WKU to host IACN director this week

Justin Turner

This week WKU will be hosting Embla Eir Oddsdottir, the director of the Icelandic Arctic Cooperation Network, to expand and enhance the collaborative partnership WKU has formed with both the IACN and Iceland’s University of Akureyri.

Last year, WKU signed a Memorandum of Agreement making the partnership among WKU, the IACN and the University of Akureyri official.

The partnership encourages collaborative research, education and economic development for the purpose of addressing both local and global effects of climate change.


“There is no better place in the world to do research in climate change than in Iceland,” said Bernard Strenecky, WKU scholar in residence. “We are operating a course there every year where we have students from WKU and students from Akureyri.”

Both WKU and the IACN wish to increase the number of study abroad and exchange students going to and from the University of Akureyri, a goal that exemplifies their ideals of collaborative education.

Oddsdottir is scheduled to meet with a variety of departments on WKU’s campus, including Housing and Residence Life and the Office of Study Abroad and Global Learning, due to their significant involvement in study abroad and student exchange programs.

“My favorite part of the schedule is its diversity because there’s so many different people that I am going to be meeting and so many different things we are going to be doing,” Oddsdottir said.

Additionally, two representatives from Memorial University in Newfoundland, Canada, will be visiting. Oddsdottir hopes this visit will allow for the continuing formation of partnerships.

She also plans to further define goals of cooperation with regard to research and economic development.

Some might ask what universities in Kentucky and Iceland gain from working together, but Oddsdottir emphasizes an open mind. In the scope of global climate change, she thinks the partnership is a perfect fit.

“When you look a little bit further, you do see the connection because the overarching theme that we’re working with is climate change,” Oddsdottir said. “It’s something that is being felt in a lot of different locations globally.

“I think for comparative purposes, in terms of research of adaptation capacities and resilience of communities, this is a very interesting comparison to make.”

Leslie North and Jason Polk, assistant professors in WKU’s geography and geology department, are both faculty leaders for the Iceland study abroad program and will be hosting Oddsdottir with the help of Strenecky.

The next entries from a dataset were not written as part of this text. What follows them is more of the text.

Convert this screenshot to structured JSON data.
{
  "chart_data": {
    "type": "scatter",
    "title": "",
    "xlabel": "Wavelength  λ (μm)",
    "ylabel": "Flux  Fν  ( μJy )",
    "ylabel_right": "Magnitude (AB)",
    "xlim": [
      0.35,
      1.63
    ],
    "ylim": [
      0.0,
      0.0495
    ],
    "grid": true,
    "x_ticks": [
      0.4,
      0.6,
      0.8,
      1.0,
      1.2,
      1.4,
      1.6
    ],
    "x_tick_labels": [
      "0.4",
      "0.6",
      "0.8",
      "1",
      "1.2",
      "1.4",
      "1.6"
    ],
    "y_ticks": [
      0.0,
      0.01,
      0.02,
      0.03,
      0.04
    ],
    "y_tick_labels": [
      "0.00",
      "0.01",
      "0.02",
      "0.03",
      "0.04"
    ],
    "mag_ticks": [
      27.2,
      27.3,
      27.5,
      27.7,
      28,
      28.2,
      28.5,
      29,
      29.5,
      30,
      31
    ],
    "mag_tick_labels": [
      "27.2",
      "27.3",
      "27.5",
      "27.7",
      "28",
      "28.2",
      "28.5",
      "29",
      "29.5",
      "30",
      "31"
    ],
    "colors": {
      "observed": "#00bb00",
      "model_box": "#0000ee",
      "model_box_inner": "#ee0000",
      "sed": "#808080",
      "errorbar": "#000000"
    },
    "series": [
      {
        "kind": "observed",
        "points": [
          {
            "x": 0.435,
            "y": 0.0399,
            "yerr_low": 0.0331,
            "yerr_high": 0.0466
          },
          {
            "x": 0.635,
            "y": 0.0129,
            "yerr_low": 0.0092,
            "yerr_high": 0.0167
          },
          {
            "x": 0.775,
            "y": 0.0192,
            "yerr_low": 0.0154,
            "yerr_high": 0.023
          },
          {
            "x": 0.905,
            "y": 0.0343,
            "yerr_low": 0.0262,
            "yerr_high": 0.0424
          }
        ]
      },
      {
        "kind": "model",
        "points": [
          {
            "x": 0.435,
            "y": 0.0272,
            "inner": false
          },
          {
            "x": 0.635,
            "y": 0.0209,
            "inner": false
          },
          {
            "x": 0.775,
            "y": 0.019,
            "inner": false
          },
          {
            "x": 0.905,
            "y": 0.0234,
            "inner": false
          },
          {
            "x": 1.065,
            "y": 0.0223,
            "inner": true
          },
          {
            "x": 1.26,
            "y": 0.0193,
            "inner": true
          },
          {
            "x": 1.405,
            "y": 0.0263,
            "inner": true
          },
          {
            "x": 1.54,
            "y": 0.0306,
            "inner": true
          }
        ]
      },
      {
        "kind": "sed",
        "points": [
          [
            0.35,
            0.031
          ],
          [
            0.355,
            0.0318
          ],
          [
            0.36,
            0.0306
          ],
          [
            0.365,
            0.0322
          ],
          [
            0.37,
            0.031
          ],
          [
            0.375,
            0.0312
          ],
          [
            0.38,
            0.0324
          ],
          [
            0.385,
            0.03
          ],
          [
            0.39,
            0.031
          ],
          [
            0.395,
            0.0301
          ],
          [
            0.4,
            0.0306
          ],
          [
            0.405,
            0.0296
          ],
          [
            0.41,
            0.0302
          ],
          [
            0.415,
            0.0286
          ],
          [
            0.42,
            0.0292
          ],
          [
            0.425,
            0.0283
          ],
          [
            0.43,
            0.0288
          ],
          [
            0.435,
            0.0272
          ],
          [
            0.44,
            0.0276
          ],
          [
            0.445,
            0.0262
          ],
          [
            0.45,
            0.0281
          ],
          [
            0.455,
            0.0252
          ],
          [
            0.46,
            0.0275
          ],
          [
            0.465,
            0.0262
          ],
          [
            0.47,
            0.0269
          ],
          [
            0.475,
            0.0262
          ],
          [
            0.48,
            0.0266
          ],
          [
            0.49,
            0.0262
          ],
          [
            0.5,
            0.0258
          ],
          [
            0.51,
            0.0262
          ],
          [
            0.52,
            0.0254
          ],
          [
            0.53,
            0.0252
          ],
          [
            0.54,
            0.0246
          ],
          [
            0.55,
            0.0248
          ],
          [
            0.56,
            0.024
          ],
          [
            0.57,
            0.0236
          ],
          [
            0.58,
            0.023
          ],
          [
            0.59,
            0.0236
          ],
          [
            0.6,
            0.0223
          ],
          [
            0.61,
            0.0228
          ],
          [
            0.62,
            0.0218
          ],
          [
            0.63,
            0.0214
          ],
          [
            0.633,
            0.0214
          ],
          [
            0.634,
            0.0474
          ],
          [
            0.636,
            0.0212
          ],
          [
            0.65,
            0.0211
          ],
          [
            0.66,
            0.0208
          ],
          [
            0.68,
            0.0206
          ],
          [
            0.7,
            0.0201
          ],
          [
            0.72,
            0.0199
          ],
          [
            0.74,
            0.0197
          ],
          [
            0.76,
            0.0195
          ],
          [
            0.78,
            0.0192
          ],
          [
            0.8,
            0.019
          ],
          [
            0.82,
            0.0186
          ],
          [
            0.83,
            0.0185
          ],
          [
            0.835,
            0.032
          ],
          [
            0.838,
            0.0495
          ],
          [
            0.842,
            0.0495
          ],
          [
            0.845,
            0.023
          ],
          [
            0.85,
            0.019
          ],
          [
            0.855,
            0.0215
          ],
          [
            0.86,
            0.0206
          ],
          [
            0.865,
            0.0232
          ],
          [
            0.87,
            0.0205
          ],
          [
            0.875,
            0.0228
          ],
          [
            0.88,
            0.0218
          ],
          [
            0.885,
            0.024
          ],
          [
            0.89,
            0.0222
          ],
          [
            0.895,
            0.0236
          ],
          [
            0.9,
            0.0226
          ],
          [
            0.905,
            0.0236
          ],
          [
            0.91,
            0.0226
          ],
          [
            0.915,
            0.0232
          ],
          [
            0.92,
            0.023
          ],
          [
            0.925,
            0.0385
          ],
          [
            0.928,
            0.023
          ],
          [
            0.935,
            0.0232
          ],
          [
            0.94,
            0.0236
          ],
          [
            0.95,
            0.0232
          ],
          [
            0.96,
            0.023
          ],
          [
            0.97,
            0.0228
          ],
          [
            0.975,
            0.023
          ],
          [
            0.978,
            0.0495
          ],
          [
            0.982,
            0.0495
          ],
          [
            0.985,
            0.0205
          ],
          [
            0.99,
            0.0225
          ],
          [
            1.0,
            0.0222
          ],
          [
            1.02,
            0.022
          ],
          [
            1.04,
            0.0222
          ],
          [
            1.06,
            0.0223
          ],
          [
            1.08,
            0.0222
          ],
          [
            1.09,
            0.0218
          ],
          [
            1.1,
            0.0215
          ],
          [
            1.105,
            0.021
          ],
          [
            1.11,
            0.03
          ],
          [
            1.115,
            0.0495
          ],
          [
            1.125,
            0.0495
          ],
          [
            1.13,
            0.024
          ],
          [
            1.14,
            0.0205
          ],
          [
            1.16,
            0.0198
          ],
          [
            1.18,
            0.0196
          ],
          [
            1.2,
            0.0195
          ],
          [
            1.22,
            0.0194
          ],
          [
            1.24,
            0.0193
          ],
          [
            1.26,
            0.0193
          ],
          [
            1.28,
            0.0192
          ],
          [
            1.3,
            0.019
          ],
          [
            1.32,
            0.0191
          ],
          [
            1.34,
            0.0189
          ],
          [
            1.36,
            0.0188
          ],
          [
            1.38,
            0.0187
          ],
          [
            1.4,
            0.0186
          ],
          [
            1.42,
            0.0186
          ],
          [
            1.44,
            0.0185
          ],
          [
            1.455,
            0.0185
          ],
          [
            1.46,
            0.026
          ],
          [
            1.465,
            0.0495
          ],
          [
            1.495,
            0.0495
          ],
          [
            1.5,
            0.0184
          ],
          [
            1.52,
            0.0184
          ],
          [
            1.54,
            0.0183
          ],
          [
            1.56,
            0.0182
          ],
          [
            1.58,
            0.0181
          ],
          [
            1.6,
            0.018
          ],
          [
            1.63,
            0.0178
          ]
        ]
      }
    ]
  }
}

North hopes Oddsdottir’s visit impacts students with the reality of WKU’s international reach and with how important cultural perspectives are in an academic setting.

“I think it opens up many opportunities for our students, for our faculty and staff, for our community to be involved in these issues and to think globally,” North said.

Oddsdottir will give a lecture called “Wicked Arctic” at a geography and geology seminar Friday at 3 p.m. The lecture will be held in Environmental Sciences and Technology Building, room 260.  Students, faculty and staff are encouraged to attend.

North and Polk will also discuss WKU’s collaborative research with Iceland in their presentation “Iceland: Extreme Learning in the Land of Fire and Ice.” The lecture is part of WKU Libraries’ “Far Away Places” series and will be held Thursday at 7 p.m. at Barnes & Noble Booksellers, 1680 Campbell Lane.